Another Definition of Literary Fiction
If fiction were fashion, literary fiction would include everything from red-carpet to smart casual, Armani to Prada and Zara. That makes a huge wardrobe, but such is the imprecise art of defining literary fiction.

Consider the term. “Literary” describes a written work of artistic merit; however, one person’s definition of artistry may be another’s of affectation. This is where the test of time comes in. Just as a fringed minidress may be not old but “vintage,” and perfectly wearable to a cocktail party, a literary work should endure the passage of time. Given a few centuries or even decades, it might well earn the status of “classic.”
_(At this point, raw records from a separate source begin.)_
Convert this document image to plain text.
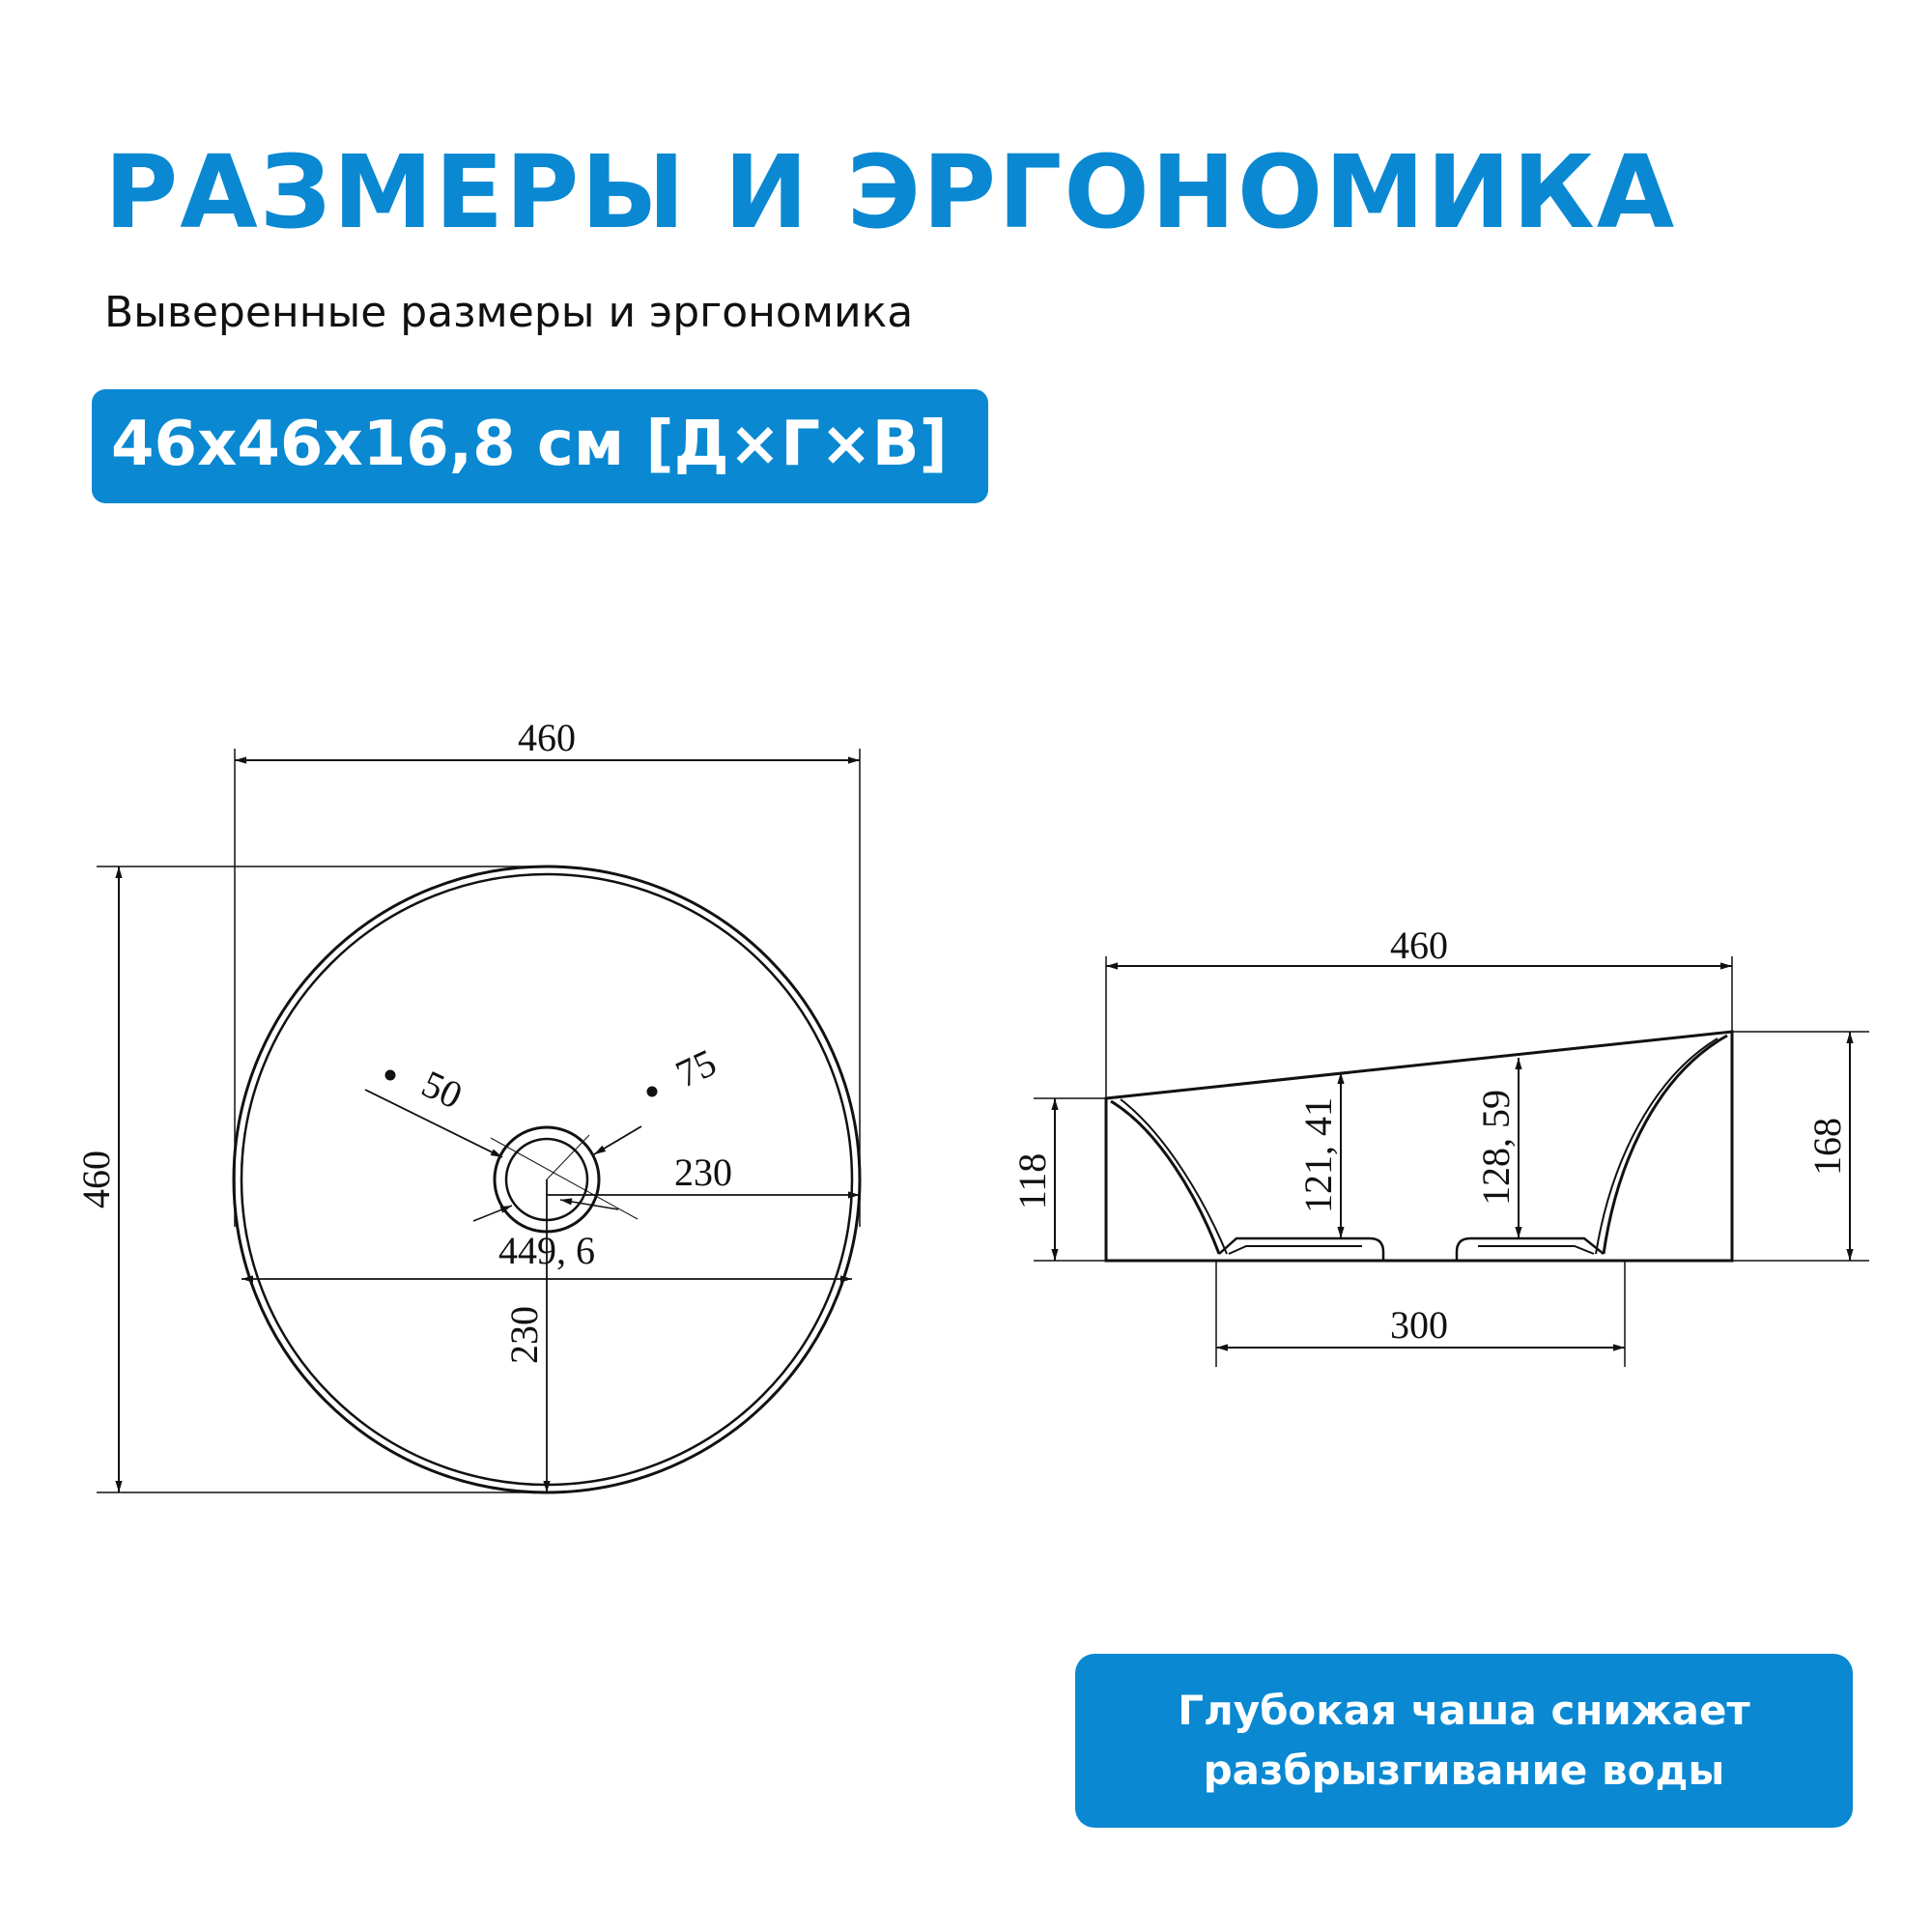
РАЗМЕРЫ И ЭРГОНОМИКА
Выверенные размеры и эргономика
46x46x16,8 см [Д×Г×В]
460
460	230
230
449, 6
50	75
460
118
168
121, 41	128, 59
300
Глубокая чаша снижает разбрызгивание воды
Fiction is the combination of the five elements discussed below. What separates serious fiction from the mainstream is, as in any art, the proportion of each element in that combination.

Plot
We read fiction to be told a story, and general fiction delivers stories in fast-paced plots. Serious fiction, on the other hand, lingers. The conflict gains dimension and depth before it is resolved – from details of a character’s background, evocative images of the landscape, events of the historical period. A literary narrative might even eschew chronological order, moving back and forth in time as the plot unfolds, as in Vonnegut’s Slaughterhouse-Five.

Setting
The setting of general fiction is usually concrete: an actual time, a particular place. Not so in literary fiction, whose stories can take place in symbolic settings such as the island in Martel’s Life of Pi or the rebellion in Orwell’s Animal Farm. Plot and setting in serious fiction are expressions of not only a writer’s imagination, but also the author’s philosophy.

Themes
We read and write stories because we are always trying to understand our human condition but are sometimes unable to examine the issues directly. Writers of general fiction explore the recurring universal themes of human life – love, loss, betrayal, secrets – but don’t dwell on them, as the story must go on. Through literary fiction, however, we delve deep, ponder social problems, and try to face undeniable truths without flinching, as, for instance, the works of Toni Morrison challenge us to do.

Characters
In mainstream fiction, characters are just that, even if they are complex. We can discern and sympathize with the heroes and heroines, even if they’re not completely virtuous. Characters in serious fiction are harder to judge. They might represent a social problem or an ugly truth and still be the character we’re supposed to identify with, like Briony in McEwan’s Atonement. The philosophy or personality of literary characters could be so intricately plotted that we may feel frustrated with them until the final chapter. Or, as in life, we may never understand them at all.

Narrative Perspective
Perhaps the biggest difference between mainstream and literary fiction is in how the story is told. Stream of consciousness, interior monologue, an unreliable narrator – these and other narrative techniques suffuse serious fiction with philosophy, whereas mainstream stories are more straightforward. Perhaps the narrative perspective is one that should be questioned, as Lionel Shriver suggests in We Need to Talk about Kevin; or perhaps the story is enclosed within a frame story, like Mary Shelley’s Frankenstein, which emphasizes its narrator’s remorse and its theme of Promethean ambition and consequence.

Whatever the narrative perspective, it’s this element of fiction that highlights the author’s style. Take just the following authors: Austen, Dickens, Kafka, Woolf, Cather, Hemingway, Lessing, Pynchon, Atwood, Murakami. Many of their works have stood the test of time, and their extremely diverse styles are very distinctive – Austen’s impish humor, Hemingway’s spare prose, Atwood’s crystalline detail.

Style is the product of an individual’s creative and critical thought, and the best way – perhaps the only way – in which these thoughts are conveyed. Reading a work of serious fiction, we appreciate how the author’s carefully chosen words resonate with our own thoughts and evoke personal feelings, even if the words were written hundreds of years ago, or thousands of miles from where we live.

Style, therefore, is what ultimately differentiates literary fiction from the mainstream. If a story provokes your thought or wrenches your heart, and if – like a hand-stitched dress – its five elements are crafted with care, you are probably reading a work of literary fiction.